Я понял, все дело в «Группе освобождения Личности»! Наконец я избавился от сомнений! Теперь я знаю, чего от меня хотят. Рано ты прекратил «пытку», друг следователь. Теперь я спокоен: «ГОЛ» — это моя идея! Мое убеждение. Имей мужество признаться. Но откуда узнали? Ничего. Я все скажу. Скажу всю правду, а называть никого не буду.

— Давайте бумагу!

К утру исписал четыре страницы. Вот что я там изложил: «Да — личность! Масса безлика. Человек! Его талант, способность, призвание, его ум, красота, все — индивидуально! Нельзя всех стричь под «одну гребенку». Долой «прокрустово ложе»! Только свобода личности — путь к максимальному раскрытию человеческих способностей с наибольшей пользой для общества! Вот идея «ГОЛ». Интеллигенция — передовая часть общества! И не следует «разрушать до основанья» веками созданную культуру и искусство. Да, читали Спенсера, Гегеля, Достоевского и социалистов-утопистов. И монархистов. Все читали, что удавалось доставать, и считаю, что это не вредно, а наоборот, полезно для каждого. И несправедливо ограничивать личность человека и навязывать ей «твердые установки поведения», запрещать анализировать события, запрещать думать. Это против природы Человека».

Все, все подробно писал. Цель была — не скрывать свои идеи и проповедовать Свободу. И декабристов вспомнил, и французскую революцию, и революционеров-демократов, и победу Октября. Никто не собирался «низвергать» Советскую власть, но пытаться совершенствовать ее — долг каждого честного человека. А рассказывать что-либо о «соучастниках», о своих единомышленниках я не намерен. Было уже утро... А днем меня опять увезли на допрос. Не успел выспаться, не успел поесть. Привели в тот же кабинет. Двое незнакомых.

— Следователь Шмальц уехал. Я буду вести твое дело.

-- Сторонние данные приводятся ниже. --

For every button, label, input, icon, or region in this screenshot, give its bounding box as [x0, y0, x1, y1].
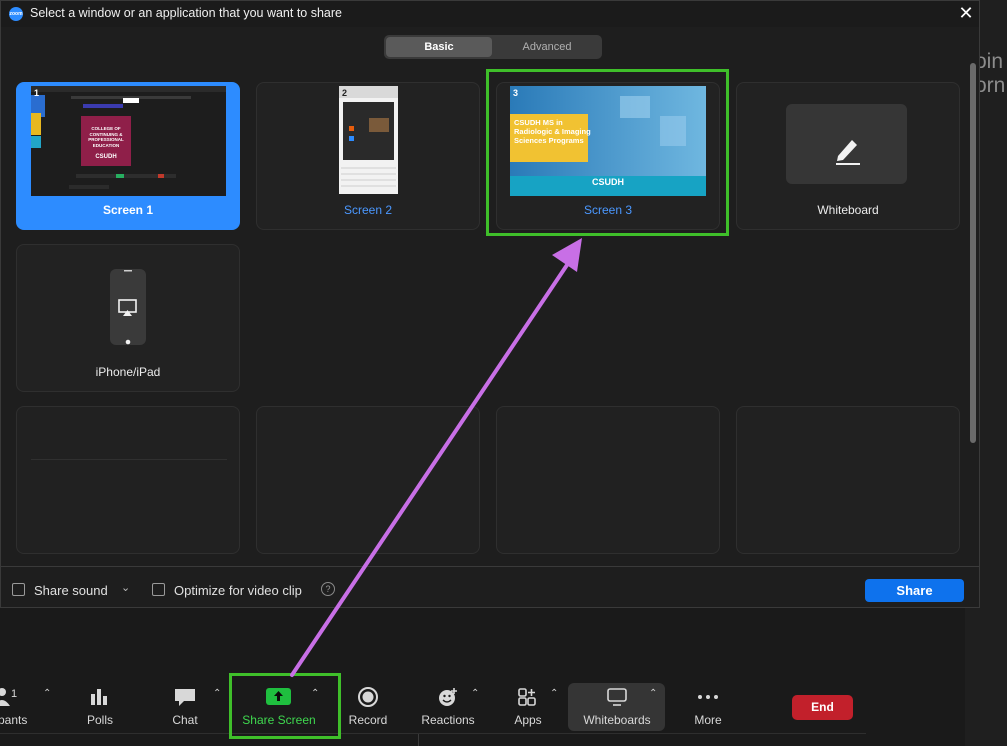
- annotation-arrow: [290, 238, 582, 677]
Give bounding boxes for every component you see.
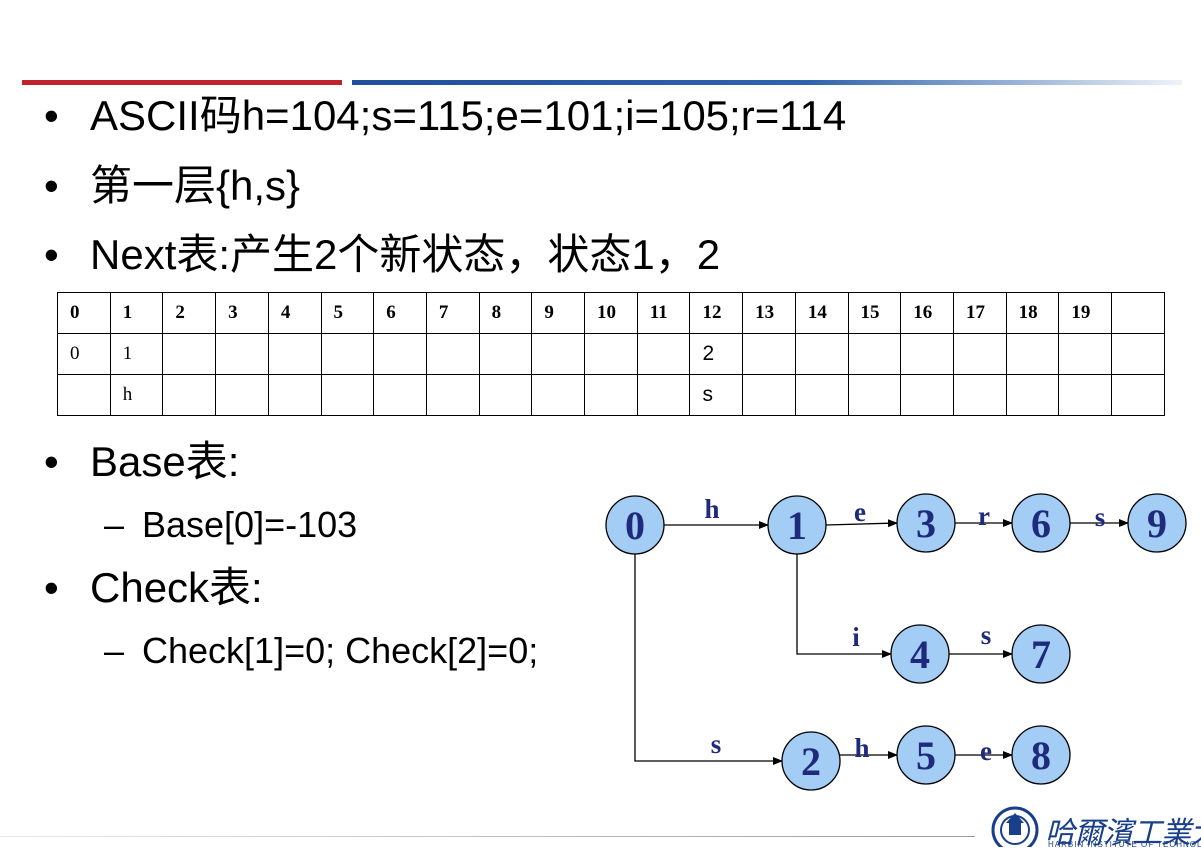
trie-edge-label: h xyxy=(854,733,869,763)
footer-line xyxy=(0,836,975,837)
trie-node-label: 9 xyxy=(1147,501,1167,546)
trie-node-label: 7 xyxy=(1031,632,1051,677)
trie-node-label: 2 xyxy=(801,739,821,784)
trie-edge-label: h xyxy=(704,494,719,524)
trie-node-label: 8 xyxy=(1031,733,1051,778)
trie-node-label: 3 xyxy=(916,501,936,546)
trie-node-label: 0 xyxy=(625,503,645,548)
trie-edge-label: s xyxy=(711,729,722,759)
trie-node-label: 5 xyxy=(916,733,936,778)
trie-edge-label: r xyxy=(978,501,990,531)
trie-edge-label: e xyxy=(854,497,866,527)
trie-edge-label: i xyxy=(852,622,860,652)
trie-edge-label: s xyxy=(1095,502,1106,532)
trie-edge-label: e xyxy=(980,736,992,766)
trie-edge-1-4 xyxy=(796,554,892,658)
trie-edge-0-2 xyxy=(634,554,783,765)
trie-node-label: 1 xyxy=(787,503,807,548)
trie-diagram: h s e i r s s h e 0 1 2 3 4 5 6 7 8 9 xyxy=(605,493,1187,791)
university-name-english: HARBIN INSTITUTE OF TECHNOLOGY xyxy=(1048,840,1201,849)
university-emblem-icon xyxy=(991,806,1039,847)
trie-edge-label: s xyxy=(981,620,992,650)
trie-node-label: 4 xyxy=(910,632,930,677)
trie-node-label: 6 xyxy=(1031,501,1051,546)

Мы с тобой покруче поговорим, — продолжал следователь. — То, что ты тут нацарапал, уже на «десять лет» хватит, но если честно расскажешь все о вашей контрреволюционной организации, будет тебе облегчение. Обещаю. Сколько народу было? Кто именно? Где собирались? С кем связаны? Давай все выкладывай!

Вацлав Дворжецкий за свою жизнь преодолел много испытаний... Он пережил арест, ссылку, годы без работы... Но благодаря силе духа он все же стал актером...

"Щит и меч" (1968)

Тогда я впервые услышал фамилию следователя, которого потом увидел в лагере, на острове Вайгач, в августе 1933 года. Подошел первый корабль, высаживался очередной этап заключенных. Я встречал прибывших, искал актеров, исполнителей для «живгазеты». Среди заключенных я узнал Шмальца. Он меня тоже узнал. К сожалению, я не успел с ним поговорить. На этом же судне я был отправлен на материк.

— Я свои показания больше ничем дополнить не могу — все написал, как было. Я за все отвечаю. А товарищей своих называть не буду.

Помощник следователя подошел и прикрепил меня к стулу, на котором я сидел, двумя ремнями, — к спинке и к сиденью. Я не мог понять, зачем. Бить будут? И не привязывая можно бы. И вдруг я почувствовал какую-то помеху на сиденье, прямо против копчика... Через час страшная, жгучая, ноющая боль пронизывала позвоночник до самого затылка. Онемели руки и ноги, потемнело в глазах, из носу пошла кровь. Я уже даже не слышал вопросов, но не мог не кричать, помню... Развязали меня. Двое надзирателей на лифте спустили меня в подвал, в карцер. Я там отдохнул... на бетонном полу. Не знаю, сколько времени прошло... Поднял меня надзиратель сапогом в бок. Суп принес, хлеб.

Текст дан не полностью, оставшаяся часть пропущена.